Nunca pensé que aquel día en el que decidí enfrentar al Payaso Cuestión, manantial de mis pesadillas de infancia y pubertad, calaría tan hondo dentro mío, incluso hasta hoy. Ahora que lo vuelvo a ver, mientras continúa su monólogo, acompañado de un coro de risas tímidas, su figura se tiñe con una nitidez estremecedora, que vence a la oscuridad de la biología y su decadencia tatuada bajo el maquillaje de su cara.

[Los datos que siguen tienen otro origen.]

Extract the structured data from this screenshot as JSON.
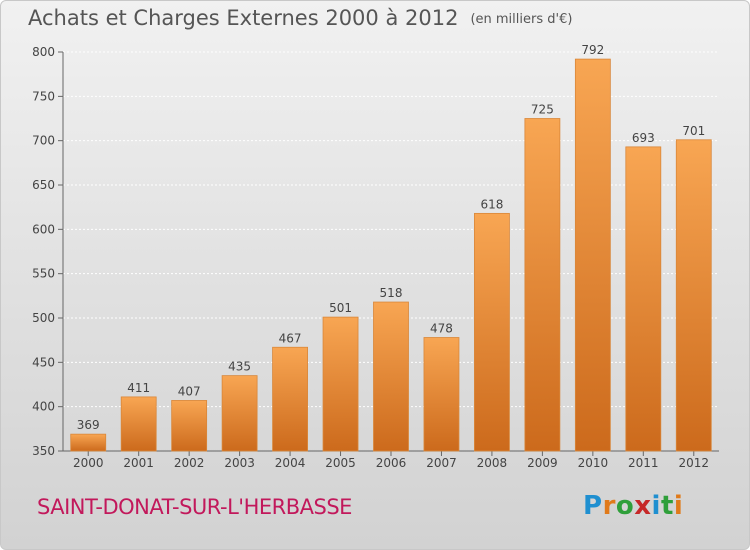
{
  "title": {
    "main": "Achats et Charges Externes 2000 à 2012",
    "sub": "(en milliers d'€)"
  },
  "place": "SAINT-DONAT-SUR-L'HERBASSE",
  "logo": {
    "letters": [
      "P",
      "r",
      "o",
      "x",
      "i",
      "t",
      "i"
    ],
    "colors": [
      "#1f8fd0",
      "#e07a1a",
      "#2f9f3a",
      "#c62828",
      "#1f8fd0",
      "#2f9f3a",
      "#e07a1a"
    ]
  },
  "colors": {
    "bar_top": "#f8a653",
    "bar_bottom": "#cc6a1c",
    "bar_edge": "#d9873a",
    "text": "#444444",
    "place": "#c2185b"
  },
  "chart_data": {
    "type": "bar",
    "title": "Achats et Charges Externes 2000 à 2012",
    "subtitle": "(en milliers d'€)",
    "categories": [
      "2000",
      "2001",
      "2002",
      "2003",
      "2004",
      "2005",
      "2006",
      "2007",
      "2008",
      "2009",
      "2010",
      "2011",
      "2012"
    ],
    "values": [
      369,
      411,
      407,
      435,
      467,
      501,
      518,
      478,
      618,
      725,
      792,
      693,
      701
    ],
    "ylim": [
      350,
      800
    ],
    "yticks": [
      350,
      400,
      450,
      500,
      550,
      600,
      650,
      700,
      750,
      800
    ],
    "grid": true
  }
}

Inevitablemente, me acuerdo de los otros implicados en esta historia: el Kilos Justos, el Cerámica y el Jimmy Chicha. ¿Se harán ellos hoy la pregunta por los devenires del Payaso Cuestión en estos duros días del Covid? Misterio. Nunca más los volví a ver. Soy el único que sigue habitando estos puntos ciegos de la ciudad donde alguna vez el Payaso Cuestión deambuló con sus coloridos harapos. Quizás, soy el único que puede contar esta historia.
Fue en septiembre del 2001, cuando regresó por última vez a la población el circo “Hermanos Perales”, arrastrando sus carromatos, fieras y trapos para montar su famélico espectáculo. Nosotros éramos apenas unos sujetos que se encontraron entre los azares y los rigores de la precariedad.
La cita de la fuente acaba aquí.